Caution: Hyperkalaemia, recent burn, malignant hyperthermia, muscular disease, major tissue damage, bradycardia.


Vecuronium (Norcuron®) – deregistered

Non-depolarizing muscle relaxant drug. Adjuvant to general anesthesia to facilitate endotracheal intubation and to provide relaxation of skeletal muscles during medium to long duration surgical procedures. Usually, patients are paralyzed during abdominal surgery (open or laparoscopic), orthopedic surgery and in other surgery where the patient must lay absolutely still. To facilitate manual or mechanical ventilation of the injured patient.
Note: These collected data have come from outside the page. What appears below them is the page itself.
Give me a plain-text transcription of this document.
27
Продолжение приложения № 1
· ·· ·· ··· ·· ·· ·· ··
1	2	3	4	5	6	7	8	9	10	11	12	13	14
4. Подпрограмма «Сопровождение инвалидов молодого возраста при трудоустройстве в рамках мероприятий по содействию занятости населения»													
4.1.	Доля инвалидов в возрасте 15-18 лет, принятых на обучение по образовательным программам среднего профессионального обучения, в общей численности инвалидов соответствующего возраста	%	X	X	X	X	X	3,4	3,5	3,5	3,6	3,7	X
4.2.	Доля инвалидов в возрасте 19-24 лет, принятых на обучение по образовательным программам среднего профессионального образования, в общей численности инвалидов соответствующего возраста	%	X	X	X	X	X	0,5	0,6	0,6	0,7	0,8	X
Intubation dose: 0.08-0.1 mg/kg i v, 8-12 mg to normal adult. 2 mg/ml solution = 4-6 ml.

Standard dose: 10 mg i v. Maintenance 0.02 to 0.03 mg/kg, 1-3 mg per occasion. Giving every 20 minutes to 60 minutes during anesthesia.

Caution: Previous reaction to muscle relaxants, myasthenia gravis or similar neuromuscular disease.

Reversal: Robinul-Neostigmin 1-2 ml intravenously (neostigmine 2.5-5 mg + glycopyrron 0.5-1 mg) alt. Atropine 1 mg + Neostigmine 2.5 mg i v.